O Montepio Geral tem meios próprios e interesse em comprar o negócio de retalho do Banco Português de Negócios (BPN) e considera essa possível solução positiva para a instituição e para o país, disse hoje o seu presidente.

Tomás Correia, presidente do Montepio Geral, disse à agência Lusa que ainda não teve nenhum contacto negocial mas reafirma que a instituição "olhará com grande empenho qualquer solução que se venha a colocar".

Sendo o retalho a sua área de actuação, a rede de mais de 200 balcões do BPN e algum outro negócio associado é o que desperta o interesse do Montepio.

Além de mostrar interesse, a associação mutualista tem meios próprios, ou seja "disponibilidade financeira, sem recurso a empréstimo" para concretizar o negócio e vê vários aspectos positivos nesta solução, se o cenário da venda for a opção adoptada.

"Manter os postos de trabalho" é uma das razões apontadas por Tomás Correia, que diz ser uma questão de interesse nacional sobretudo neste momento.

O responsável salienta que o negócio seria positivo para o Montepio sobretudo pela complementaridade da rede de agências e também para o sistema financeiro nacional.

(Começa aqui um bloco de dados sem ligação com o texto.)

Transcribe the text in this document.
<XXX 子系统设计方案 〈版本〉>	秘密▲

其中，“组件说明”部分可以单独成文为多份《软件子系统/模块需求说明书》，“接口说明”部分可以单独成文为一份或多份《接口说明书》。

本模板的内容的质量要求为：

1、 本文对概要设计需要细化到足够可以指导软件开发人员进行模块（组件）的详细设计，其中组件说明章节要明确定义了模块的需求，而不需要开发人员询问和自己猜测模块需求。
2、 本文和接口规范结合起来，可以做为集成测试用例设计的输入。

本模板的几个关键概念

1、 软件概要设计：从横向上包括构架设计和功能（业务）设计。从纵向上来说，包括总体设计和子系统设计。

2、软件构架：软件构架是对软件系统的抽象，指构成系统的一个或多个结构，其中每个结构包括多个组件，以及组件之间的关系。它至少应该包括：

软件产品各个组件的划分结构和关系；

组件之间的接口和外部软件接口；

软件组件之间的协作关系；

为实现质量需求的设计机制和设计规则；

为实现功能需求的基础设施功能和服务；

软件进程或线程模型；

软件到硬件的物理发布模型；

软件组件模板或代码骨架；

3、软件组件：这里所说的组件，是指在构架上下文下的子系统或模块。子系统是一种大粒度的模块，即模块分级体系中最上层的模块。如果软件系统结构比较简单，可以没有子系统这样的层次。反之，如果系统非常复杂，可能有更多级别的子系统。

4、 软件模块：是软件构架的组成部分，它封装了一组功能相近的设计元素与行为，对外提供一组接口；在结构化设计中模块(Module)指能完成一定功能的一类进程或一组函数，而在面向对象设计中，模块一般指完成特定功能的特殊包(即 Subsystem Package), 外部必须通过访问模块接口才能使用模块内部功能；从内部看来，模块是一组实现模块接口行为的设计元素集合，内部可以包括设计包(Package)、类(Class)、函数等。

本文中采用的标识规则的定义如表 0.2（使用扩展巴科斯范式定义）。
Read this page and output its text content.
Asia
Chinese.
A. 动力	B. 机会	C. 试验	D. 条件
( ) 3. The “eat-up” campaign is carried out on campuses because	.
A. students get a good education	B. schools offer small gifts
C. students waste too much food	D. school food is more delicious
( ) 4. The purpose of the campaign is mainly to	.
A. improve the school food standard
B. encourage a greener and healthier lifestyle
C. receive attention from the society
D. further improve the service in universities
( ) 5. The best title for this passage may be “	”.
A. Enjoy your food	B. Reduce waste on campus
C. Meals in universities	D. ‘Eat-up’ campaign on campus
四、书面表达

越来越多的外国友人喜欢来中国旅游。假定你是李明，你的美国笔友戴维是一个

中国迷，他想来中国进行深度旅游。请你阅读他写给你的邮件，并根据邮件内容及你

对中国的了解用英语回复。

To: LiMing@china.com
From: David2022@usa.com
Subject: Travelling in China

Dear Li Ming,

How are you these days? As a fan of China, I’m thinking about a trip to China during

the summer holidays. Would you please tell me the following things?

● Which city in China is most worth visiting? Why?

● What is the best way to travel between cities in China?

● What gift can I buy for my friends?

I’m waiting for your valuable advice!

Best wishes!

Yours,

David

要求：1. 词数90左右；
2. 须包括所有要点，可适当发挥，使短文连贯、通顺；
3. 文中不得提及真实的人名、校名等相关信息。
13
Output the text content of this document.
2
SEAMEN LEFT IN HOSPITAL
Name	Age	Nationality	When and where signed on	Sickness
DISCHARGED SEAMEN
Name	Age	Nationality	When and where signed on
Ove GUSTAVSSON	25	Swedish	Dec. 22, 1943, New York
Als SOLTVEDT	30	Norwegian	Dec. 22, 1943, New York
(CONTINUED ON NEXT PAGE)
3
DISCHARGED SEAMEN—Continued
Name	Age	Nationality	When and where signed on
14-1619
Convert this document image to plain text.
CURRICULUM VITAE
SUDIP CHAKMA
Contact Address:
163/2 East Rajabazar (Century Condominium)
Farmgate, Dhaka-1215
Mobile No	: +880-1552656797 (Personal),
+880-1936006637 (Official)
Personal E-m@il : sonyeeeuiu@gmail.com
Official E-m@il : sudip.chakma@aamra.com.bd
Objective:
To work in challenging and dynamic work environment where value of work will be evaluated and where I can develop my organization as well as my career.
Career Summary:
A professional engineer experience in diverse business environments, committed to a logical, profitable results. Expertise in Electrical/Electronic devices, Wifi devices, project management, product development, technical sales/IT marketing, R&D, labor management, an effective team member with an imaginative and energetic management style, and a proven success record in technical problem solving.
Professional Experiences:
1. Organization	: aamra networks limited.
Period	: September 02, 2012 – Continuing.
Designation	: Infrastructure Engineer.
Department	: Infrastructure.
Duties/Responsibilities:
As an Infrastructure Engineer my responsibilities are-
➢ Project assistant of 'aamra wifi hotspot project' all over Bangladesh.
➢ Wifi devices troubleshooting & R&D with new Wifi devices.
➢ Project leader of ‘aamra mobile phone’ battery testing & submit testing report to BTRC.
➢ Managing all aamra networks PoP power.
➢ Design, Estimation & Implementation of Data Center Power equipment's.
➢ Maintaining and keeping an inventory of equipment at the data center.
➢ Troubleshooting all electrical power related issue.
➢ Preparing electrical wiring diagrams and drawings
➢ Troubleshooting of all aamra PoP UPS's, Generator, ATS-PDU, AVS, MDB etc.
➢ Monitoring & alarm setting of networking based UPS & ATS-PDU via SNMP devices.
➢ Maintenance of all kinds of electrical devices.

Esta quarta-feira foi entregue ao Ministério das Finanças, como a Lusa noticiou, o plano de reestruturação do BPN que pode passar, segundo fontes bancárias, pela venda das dependências ao Montepio e dos serviços centrais ao banco espanhol Sabadell.

O Banco Sabadell, obteve em Fevereiro do ano passado a autorização para abrir uma sucursal em Lisboa, iniciando assim a sua actividade directa em Portugal, um mercado que considera estratégico.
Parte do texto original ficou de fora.